When something becomes wildly popular, it becomes valuable. Then, it's only a matter of time before someone tries to pirate it, nullify the barriers around it, or outright clone it.
Google's Gemini, one of the most advanced AI-powered chatbots out there, has now joined that inevitable club.
In a report from the Google Threat Intelligence Group, the company revealed that commercially driven actors bombarded Gemini with over 100,000 prompts in a sophisticated effort to distill and replicate its core capabilities.
These aren't that typical casual users testing limits. The attacks fall under what's called "distillation attacks" or model extraction, where adversaries systematically query the AI to map out its reasoning patterns, chain-of-thought processes, and decision-making logic. By collecting vast numbers of input-output pairs, they aim to train a smaller, far cheaper copycat model that behaves almost identically to the original, all without the billions in compute and data investment required to build one from the ground up.

Google described one particularly large campaign that spanned thousands of varied queries, often in non-English languages, to broaden the stolen model's reach and versatility.
In some cases, prompts were engineered to force consistent chain-of-thought outputs, even specifying that "the language used in the thinking content must be strictly consistent with the main language of the user input."
Google views this as straight-up intellectual property theft and a clear breach of its terms of service.
The perpetrators appear to be private companies and researchers chasing a shortcut in the fierce race for AI dominance, rather than state-sponsored groups in this instance, though the company has separately noted state-backed actors misusing Gemini for other malicious ends, like reconnaissance or malware development.

Google detected the massive probing effort, disrupted associated accounts, and quietly strengthened Gemini's defenses, though it hasn't shared specifics on those countermeasures.
This isn't a one-off problem.
The industry has seen echoes before, including OpenAI's accusations against rivals using similar techniques. As frontier models like Gemini remain publicly accessible through apps, APIs, and web interfaces, complete with rate limits that determined attackers can still work around, the vulnerability persists.
John Hultquist, chief analyst at Google's Threat Intelligence Group, put it bluntly: "We're going to be the canary in the coal mine for far more incidents."
He warned that the same risks will soon hit smaller organizations deploying custom large language models trained on sensitive proprietary data.

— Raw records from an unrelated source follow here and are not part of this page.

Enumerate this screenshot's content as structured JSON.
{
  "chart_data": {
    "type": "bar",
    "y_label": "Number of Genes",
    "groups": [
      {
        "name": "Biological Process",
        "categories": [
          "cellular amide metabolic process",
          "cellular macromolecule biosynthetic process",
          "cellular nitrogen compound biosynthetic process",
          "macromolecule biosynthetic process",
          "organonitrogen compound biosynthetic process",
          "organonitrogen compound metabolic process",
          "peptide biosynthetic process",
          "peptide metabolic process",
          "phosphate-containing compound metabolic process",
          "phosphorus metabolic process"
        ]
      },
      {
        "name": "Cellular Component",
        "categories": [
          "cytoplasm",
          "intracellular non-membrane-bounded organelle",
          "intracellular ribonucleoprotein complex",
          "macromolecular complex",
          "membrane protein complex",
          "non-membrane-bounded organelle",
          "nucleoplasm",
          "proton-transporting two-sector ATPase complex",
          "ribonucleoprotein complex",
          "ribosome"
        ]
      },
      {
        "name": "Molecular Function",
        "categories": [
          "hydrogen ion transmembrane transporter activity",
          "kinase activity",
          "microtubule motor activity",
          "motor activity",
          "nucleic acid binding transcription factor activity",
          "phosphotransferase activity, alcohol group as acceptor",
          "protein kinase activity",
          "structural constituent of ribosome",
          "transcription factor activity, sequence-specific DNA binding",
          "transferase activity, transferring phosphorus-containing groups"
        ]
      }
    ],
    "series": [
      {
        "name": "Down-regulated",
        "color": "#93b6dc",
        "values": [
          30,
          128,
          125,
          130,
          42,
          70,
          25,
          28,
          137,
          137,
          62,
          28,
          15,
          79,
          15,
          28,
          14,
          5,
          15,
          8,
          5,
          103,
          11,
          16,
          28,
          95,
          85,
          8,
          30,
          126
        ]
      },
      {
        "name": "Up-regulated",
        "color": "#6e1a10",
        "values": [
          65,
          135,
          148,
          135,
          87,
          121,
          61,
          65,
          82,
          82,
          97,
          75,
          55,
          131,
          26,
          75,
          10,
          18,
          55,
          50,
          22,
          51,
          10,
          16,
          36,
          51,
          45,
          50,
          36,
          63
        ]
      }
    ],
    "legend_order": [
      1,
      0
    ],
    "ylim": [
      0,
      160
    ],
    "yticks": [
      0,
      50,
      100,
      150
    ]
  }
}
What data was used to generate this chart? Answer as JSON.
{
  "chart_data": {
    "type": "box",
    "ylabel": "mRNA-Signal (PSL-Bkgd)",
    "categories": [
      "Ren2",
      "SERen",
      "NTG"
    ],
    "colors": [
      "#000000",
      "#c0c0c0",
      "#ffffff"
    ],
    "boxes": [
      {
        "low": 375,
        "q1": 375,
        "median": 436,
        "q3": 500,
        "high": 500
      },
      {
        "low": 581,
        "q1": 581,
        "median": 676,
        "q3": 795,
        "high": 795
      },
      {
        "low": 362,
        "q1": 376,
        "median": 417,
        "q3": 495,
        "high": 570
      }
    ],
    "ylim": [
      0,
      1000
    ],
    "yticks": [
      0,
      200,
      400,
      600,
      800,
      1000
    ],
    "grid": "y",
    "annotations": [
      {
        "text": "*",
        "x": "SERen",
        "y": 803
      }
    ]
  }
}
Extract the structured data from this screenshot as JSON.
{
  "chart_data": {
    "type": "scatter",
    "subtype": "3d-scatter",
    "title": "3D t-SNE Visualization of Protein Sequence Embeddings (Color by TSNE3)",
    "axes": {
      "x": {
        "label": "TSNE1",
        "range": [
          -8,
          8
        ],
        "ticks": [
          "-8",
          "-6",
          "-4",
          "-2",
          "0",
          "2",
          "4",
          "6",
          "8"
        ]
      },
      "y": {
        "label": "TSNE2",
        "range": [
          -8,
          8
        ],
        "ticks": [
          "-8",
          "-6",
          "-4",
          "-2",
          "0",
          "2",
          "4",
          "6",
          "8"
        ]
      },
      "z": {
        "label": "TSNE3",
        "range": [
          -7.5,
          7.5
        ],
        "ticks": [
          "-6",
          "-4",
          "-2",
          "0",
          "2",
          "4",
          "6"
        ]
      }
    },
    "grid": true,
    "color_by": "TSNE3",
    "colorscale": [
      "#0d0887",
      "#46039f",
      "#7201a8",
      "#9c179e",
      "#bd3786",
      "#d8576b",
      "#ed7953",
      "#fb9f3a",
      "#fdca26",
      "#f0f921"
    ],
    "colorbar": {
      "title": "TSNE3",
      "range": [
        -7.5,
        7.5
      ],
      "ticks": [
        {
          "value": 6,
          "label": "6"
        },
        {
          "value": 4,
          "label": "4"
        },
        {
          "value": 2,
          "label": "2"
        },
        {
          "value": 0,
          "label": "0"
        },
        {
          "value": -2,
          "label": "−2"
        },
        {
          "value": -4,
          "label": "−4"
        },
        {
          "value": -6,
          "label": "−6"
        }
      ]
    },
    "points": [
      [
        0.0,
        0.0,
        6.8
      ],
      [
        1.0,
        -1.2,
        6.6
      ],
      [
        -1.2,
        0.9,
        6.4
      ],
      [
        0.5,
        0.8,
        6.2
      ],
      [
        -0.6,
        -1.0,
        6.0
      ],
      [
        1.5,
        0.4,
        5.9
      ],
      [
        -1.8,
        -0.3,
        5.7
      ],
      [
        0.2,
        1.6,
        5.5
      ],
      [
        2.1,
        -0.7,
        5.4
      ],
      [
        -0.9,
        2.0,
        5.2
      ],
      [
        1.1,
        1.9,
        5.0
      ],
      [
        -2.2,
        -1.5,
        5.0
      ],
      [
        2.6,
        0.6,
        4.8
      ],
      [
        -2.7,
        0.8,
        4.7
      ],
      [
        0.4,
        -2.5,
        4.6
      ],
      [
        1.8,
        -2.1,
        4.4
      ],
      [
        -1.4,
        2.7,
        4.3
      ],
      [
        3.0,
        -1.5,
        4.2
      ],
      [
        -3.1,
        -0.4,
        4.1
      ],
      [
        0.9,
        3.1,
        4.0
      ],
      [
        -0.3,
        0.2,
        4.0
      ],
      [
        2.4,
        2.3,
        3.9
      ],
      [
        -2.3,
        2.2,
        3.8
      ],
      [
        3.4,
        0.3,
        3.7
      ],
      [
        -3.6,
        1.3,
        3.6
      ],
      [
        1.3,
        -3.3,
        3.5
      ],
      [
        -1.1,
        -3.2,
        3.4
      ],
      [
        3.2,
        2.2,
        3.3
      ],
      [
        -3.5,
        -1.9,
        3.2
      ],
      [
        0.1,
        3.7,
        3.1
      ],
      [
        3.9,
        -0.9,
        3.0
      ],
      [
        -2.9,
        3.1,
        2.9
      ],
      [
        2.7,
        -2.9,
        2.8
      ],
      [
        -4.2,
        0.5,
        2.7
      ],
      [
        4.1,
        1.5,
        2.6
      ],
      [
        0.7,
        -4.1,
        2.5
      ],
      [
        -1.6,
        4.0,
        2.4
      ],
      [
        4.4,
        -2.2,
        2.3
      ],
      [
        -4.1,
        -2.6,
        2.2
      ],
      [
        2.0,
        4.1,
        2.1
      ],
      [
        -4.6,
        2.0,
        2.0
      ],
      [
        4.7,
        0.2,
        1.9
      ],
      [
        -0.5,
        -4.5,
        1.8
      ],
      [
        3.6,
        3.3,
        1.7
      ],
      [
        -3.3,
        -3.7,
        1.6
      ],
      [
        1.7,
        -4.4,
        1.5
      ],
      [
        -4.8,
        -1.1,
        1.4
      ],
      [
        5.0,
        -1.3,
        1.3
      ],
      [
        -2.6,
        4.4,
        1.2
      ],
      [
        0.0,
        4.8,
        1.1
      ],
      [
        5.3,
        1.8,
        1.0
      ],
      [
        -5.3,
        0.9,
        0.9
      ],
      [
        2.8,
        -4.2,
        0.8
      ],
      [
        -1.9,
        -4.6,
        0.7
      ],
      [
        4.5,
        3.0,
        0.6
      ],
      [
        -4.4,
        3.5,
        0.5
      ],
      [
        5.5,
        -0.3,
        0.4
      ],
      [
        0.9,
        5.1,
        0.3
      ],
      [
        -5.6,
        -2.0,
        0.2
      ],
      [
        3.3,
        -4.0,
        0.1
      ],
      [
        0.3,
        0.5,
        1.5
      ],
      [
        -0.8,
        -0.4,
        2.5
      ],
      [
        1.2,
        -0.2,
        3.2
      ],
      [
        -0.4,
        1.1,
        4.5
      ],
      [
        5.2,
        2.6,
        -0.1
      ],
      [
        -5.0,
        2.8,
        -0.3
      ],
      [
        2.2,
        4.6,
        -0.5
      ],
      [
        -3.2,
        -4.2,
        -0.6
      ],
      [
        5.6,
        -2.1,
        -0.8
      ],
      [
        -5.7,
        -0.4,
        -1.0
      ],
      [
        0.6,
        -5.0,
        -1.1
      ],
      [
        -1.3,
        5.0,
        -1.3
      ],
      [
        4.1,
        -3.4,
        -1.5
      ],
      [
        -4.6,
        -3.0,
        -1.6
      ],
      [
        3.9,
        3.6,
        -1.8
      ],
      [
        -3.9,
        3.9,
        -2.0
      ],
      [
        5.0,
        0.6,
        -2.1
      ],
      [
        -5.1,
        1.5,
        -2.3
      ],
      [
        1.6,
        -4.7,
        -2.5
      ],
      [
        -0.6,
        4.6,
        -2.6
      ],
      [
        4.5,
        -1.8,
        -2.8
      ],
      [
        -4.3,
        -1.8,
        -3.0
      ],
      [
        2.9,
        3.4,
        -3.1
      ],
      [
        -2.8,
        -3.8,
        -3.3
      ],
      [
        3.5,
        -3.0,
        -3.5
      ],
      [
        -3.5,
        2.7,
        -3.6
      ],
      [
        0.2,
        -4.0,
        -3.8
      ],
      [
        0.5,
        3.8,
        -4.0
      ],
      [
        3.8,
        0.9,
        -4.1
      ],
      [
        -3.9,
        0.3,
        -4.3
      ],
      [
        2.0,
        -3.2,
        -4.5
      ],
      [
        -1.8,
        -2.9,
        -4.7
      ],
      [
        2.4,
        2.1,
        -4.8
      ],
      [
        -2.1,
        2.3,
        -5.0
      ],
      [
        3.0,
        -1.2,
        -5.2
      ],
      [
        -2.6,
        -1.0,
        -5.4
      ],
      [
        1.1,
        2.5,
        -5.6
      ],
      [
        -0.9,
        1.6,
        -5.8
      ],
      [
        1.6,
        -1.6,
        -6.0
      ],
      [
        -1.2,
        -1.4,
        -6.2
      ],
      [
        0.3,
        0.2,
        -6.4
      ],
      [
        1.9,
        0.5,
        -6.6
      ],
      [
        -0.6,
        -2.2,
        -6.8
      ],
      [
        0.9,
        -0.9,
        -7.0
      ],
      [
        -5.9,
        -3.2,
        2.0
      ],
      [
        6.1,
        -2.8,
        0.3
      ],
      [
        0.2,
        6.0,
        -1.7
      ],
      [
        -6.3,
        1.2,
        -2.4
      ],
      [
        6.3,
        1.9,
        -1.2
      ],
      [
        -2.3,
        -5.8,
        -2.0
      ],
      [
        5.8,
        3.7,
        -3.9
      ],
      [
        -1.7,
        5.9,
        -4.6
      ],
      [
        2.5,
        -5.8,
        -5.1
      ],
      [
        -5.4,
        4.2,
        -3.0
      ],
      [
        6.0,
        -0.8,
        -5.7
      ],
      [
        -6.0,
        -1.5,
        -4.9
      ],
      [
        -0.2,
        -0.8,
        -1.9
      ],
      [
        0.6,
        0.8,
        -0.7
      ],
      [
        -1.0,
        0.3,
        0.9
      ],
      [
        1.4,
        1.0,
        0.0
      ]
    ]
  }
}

"Let’s say your LLM has been trained on 100 years of secret thinking of the way you trade. Theoretically, you could distill some of that," he explained, highlighting how distillation could leak hard-won competitive edges.
With AI adoption exploding and the economic stakes skyrocketing, unauthorized model cloning represents a new frontier in corporate espionage and IP battles. Google is mitigating where it can, but the fundamental tension remains: the more powerful and open a model is to users, the more it's exposed to those determined to reverse-engineer it.
As the arms race in AI continues, expect more stories like this one—because success breeds imitation, and imitation in this space often starts with a flood of cleverly crafted prompts.